Wednesday, April 29, 2009

Follow-up for the Tank Man documentary PART II

Your London correspondent met with the girl that Abby mentioned in the earlier post last evening, together with another friend of us, who is indeed a FACES2007 alumnus. We had a nice chat over Chinese politics and legal philosophy for the whole evening (despite all of us are now $-minded corporate lawyers, haha).

We think that Beida students know 64, although it is doubtless that people have diverse opinion on the incident. But we generally agree that students outside Beida know much less about 64.

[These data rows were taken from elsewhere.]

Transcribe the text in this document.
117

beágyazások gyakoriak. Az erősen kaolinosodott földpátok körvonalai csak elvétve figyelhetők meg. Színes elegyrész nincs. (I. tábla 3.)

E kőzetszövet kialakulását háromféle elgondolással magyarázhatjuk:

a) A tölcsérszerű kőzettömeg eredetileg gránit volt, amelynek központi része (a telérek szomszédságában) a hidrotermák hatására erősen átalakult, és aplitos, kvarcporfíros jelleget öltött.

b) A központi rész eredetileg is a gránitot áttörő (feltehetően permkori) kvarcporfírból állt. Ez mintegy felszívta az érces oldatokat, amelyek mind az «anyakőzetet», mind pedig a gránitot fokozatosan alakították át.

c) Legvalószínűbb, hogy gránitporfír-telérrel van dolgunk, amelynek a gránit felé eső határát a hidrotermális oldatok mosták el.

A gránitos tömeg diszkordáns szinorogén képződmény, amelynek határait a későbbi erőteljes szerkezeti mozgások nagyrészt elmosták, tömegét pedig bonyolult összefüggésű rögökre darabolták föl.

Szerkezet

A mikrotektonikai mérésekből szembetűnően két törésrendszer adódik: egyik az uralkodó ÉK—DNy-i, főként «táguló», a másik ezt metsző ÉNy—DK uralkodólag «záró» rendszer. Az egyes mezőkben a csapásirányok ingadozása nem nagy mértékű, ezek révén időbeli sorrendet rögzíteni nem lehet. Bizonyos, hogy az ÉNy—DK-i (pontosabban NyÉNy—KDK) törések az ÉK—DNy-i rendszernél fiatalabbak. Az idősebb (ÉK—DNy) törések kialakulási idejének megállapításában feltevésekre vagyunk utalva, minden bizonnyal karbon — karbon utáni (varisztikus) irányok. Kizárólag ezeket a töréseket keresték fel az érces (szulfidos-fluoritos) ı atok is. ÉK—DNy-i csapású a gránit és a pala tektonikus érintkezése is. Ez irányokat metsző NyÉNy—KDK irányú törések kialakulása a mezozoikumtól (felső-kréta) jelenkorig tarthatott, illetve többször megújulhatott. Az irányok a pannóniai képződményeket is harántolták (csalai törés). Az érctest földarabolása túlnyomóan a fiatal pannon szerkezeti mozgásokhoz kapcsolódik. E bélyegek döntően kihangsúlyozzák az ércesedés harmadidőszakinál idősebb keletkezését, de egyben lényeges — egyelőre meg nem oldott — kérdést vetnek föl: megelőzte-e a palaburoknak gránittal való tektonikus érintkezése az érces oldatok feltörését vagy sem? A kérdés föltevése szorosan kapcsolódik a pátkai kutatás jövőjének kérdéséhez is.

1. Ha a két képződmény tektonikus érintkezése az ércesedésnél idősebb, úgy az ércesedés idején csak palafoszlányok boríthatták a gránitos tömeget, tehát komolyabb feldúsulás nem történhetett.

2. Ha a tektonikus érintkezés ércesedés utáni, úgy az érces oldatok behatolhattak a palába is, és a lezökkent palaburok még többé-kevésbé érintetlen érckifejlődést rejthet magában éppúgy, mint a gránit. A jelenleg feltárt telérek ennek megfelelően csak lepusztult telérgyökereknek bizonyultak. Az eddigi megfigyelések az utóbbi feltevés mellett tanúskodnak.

Back to that documentary, your correspondent learnt that the 4 interviewees did already know what that picture means. But as they were alert of its sensitivity (and they were told that they could just say "I don't know" if they did not want to answer), they whispered to each other (as seen in the documentary) before responding to the interviewer. This created a sense in front of the camera that they knew nothing and looked ignorant.

Your correspondent has a few extended questions after the chat, and would like to invite you to think.

1) The producer of the documentary clearly wanted to portrait current Chinese youth as ignorant about Chinese past history. Should that justify him for manipulating the documentary?

2) Chinese says American media (e.g. CNN, BBC) are biased (at least when reporting China-related stories). While at the same that American says Chinese media are biased (e.g. People's Daily), and Chinese are "brainwashed" by the meida. How should we view the "independence" of media? And how should/can we bridge the gap between people who read such different newspapers?